About 57 percent of the state — including Lubbock and the South Plains — was in a drought this time last year, said Brian Fuchs, climatologist at the National Drought Mitigation Center. Now, only 4.61 percent of the state is in a drought.
“When we start looking at where we’re at right now compared to where we were last year, it has been quite a difference because right now we’re not really talking about too much drought at all,” he said. “It’s funny. Typically we don’t see improvements happen as quickly as they did with this year’s situation where we went from four to five years of drought in parts of Texas to having the wettest May and June on record; just how quickly some of those tides turned.”
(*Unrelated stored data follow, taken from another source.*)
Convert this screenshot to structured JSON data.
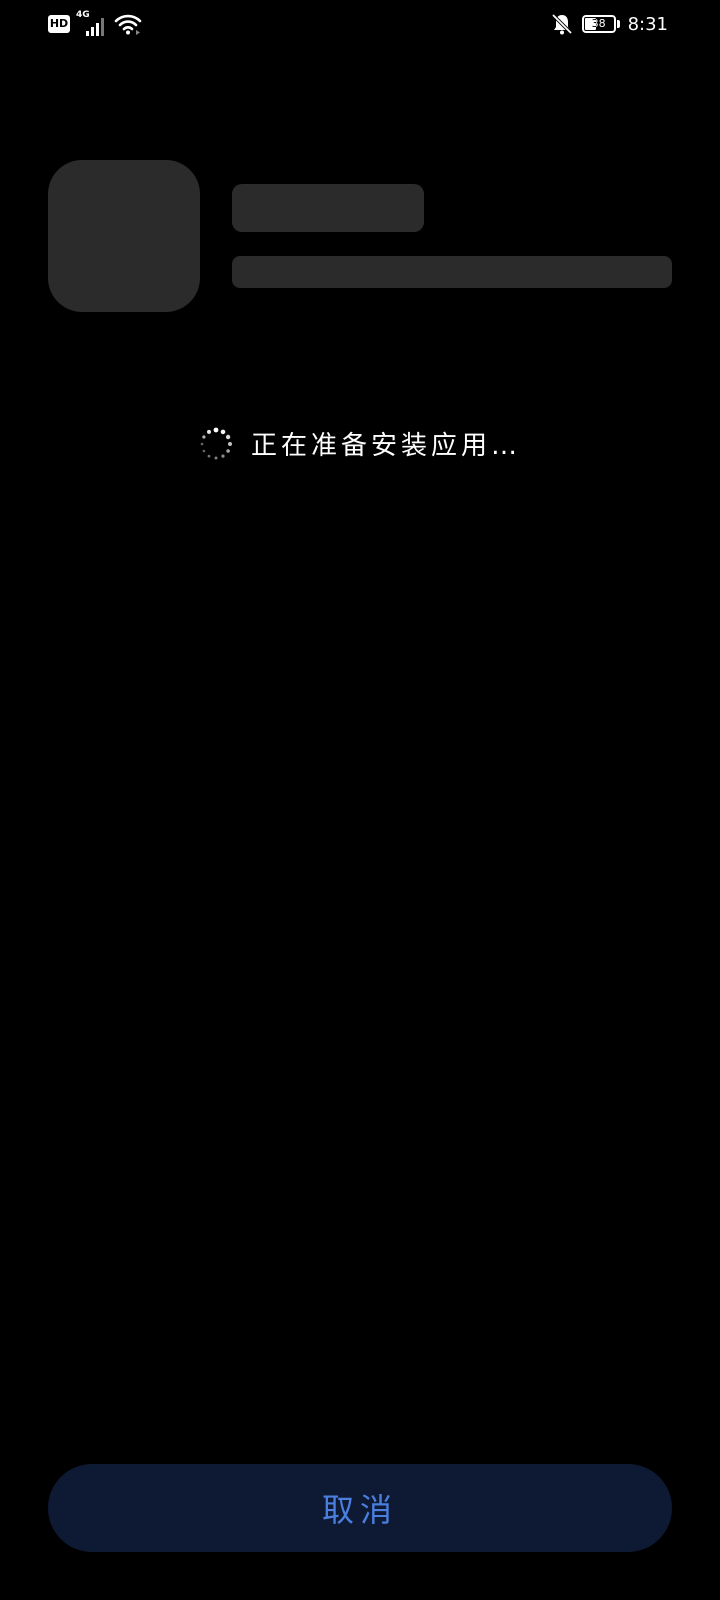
{
  "status_bar": {
    "hd_label": "HD",
    "network_type": "4G",
    "battery_level": "38",
    "battery_fraction": 0.38,
    "time": "8:31",
    "icons": [
      "hd-icon",
      "signal-icon",
      "wifi-icon",
      "bell-muted-icon",
      "battery-icon"
    ]
  },
  "installer": {
    "status_text": "正在准备安装应用…"
  },
  "actions": {
    "cancel_label": "取消"
  },
  "colors": {
    "background": "#000000",
    "placeholder": "#2b2b2b",
    "button_background": "#0e1a33",
    "accent": "#4a7fe0",
    "text": "#ffffff"
  }
}
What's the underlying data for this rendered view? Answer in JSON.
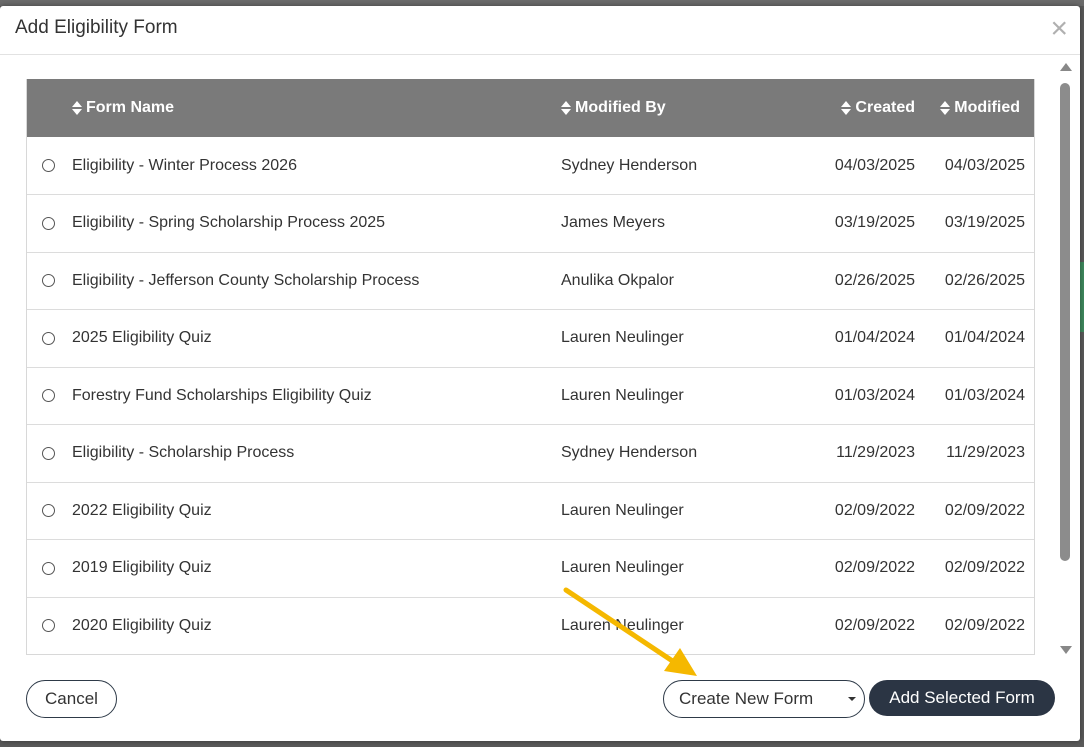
{
  "modal": {
    "title": "Add Eligibility Form",
    "close_symbol": "×"
  },
  "table": {
    "headers": {
      "form_name": "Form Name",
      "modified_by": "Modified By",
      "created": "Created",
      "modified": "Modified"
    },
    "rows": [
      {
        "name": "Eligibility - Winter Process 2026",
        "by": "Sydney Henderson",
        "created": "04/03/2025",
        "modified": "04/03/2025"
      },
      {
        "name": "Eligibility - Spring Scholarship Process 2025",
        "by": "James Meyers",
        "created": "03/19/2025",
        "modified": "03/19/2025"
      },
      {
        "name": "Eligibility - Jefferson County Scholarship Process",
        "by": "Anulika Okpalor",
        "created": "02/26/2025",
        "modified": "02/26/2025"
      },
      {
        "name": "2025 Eligibility Quiz",
        "by": "Lauren Neulinger",
        "created": "01/04/2024",
        "modified": "01/04/2024"
      },
      {
        "name": "Forestry Fund Scholarships Eligibility Quiz",
        "by": "Lauren Neulinger",
        "created": "01/03/2024",
        "modified": "01/03/2024"
      },
      {
        "name": "Eligibility - Scholarship Process",
        "by": "Sydney Henderson",
        "created": "11/29/2023",
        "modified": "11/29/2023"
      },
      {
        "name": "2022 Eligibility Quiz",
        "by": "Lauren Neulinger",
        "created": "02/09/2022",
        "modified": "02/09/2022"
      },
      {
        "name": "2019 Eligibility Quiz",
        "by": "Lauren Neulinger",
        "created": "02/09/2022",
        "modified": "02/09/2022"
      },
      {
        "name": "2020 Eligibility Quiz",
        "by": "Lauren Neulinger",
        "created": "02/09/2022",
        "modified": "02/09/2022"
      }
    ]
  },
  "footer": {
    "cancel_label": "Cancel",
    "create_label": "Create New Form",
    "add_label": "Add Selected Form"
  },
  "colors": {
    "header_bg": "#7a7a7a",
    "primary_button": "#2b3544",
    "annotation_arrow": "#f5b800"
  },
  "icons": [
    "close-icon",
    "sort-icon",
    "radio-icon",
    "caret-down-icon",
    "scroll-up-icon",
    "scroll-down-icon",
    "annotation-arrow-icon"
  ]
}
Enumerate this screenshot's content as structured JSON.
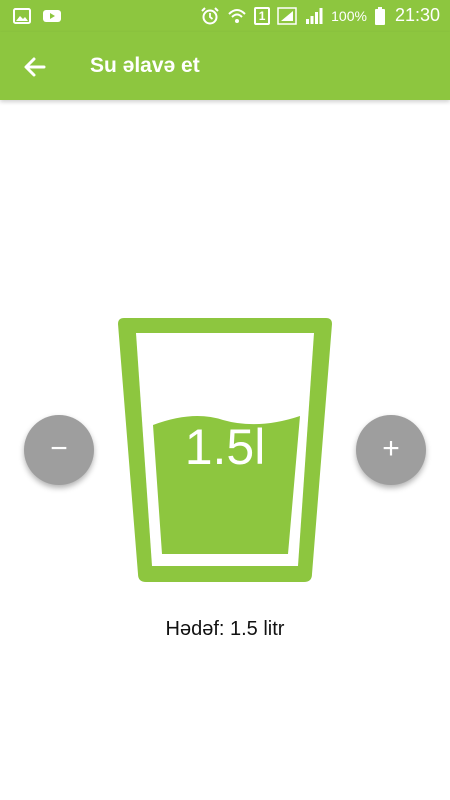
{
  "colors": {
    "accent": "#8dc63f",
    "button_gray": "#9e9e9e"
  },
  "status_bar": {
    "left_icons": [
      "gallery-icon",
      "youtube-icon"
    ],
    "right_icons": [
      "alarm-icon",
      "wifi-icon",
      "sim-icon",
      "signal-icon",
      "signal-icon",
      "battery-icon"
    ],
    "sim_number": "1",
    "battery": "100%",
    "time": "21:30"
  },
  "app_bar": {
    "back_icon": "arrow-back-icon",
    "title": "Su əlavə et"
  },
  "glass": {
    "amount": "1.5l",
    "fill_level": 0.58
  },
  "controls": {
    "minus_label": "−",
    "plus_label": "+"
  },
  "goal_text": "Hədəf: 1.5 litr"
}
The remaining drought conditions in the state are in East Texas, which has been dry for the last six or seven weeks, Fuchs said.
Lubbock County was officially drought-free in October after entering its most recent drought in December 2010, according to the drought center.
Although several factors are taken into consideration when determining drought conditions, heavy rainfall this year has helped Lubbock and the South Plains stay out of a drought.
Lubbock had its lowest rainfall total on record during its first full year of drought in 2011, with only 5.86 inches the entire year, according to the National Weather Service in Lubbock.
The city more than doubled that amount of rainfall in just one month this year, with near-record rainfall of 12.12 inches in May alone, according to NWS.
To date, Lubbock has received more than 22 inches of rain this year.
“One of the big factors with long-term droughts like we were seeing across Texas was just how low some of the lakes and reservoirs and water storage was across the state and almost all of that was alleviated during the months of May and June with how wet it was,” Fuchs said. “We also saw a good recovery in river and stream flows as well as groundwater levels that had been drawn down over the last four years with the drought.”
Although most of Lubbock has stayed out of the drought this year, Fuchs said the small percentage of the state that is still in a drought continues to see fluctuation.
“We’re seeing a lot of ups and downs and swings in conditions,” he said.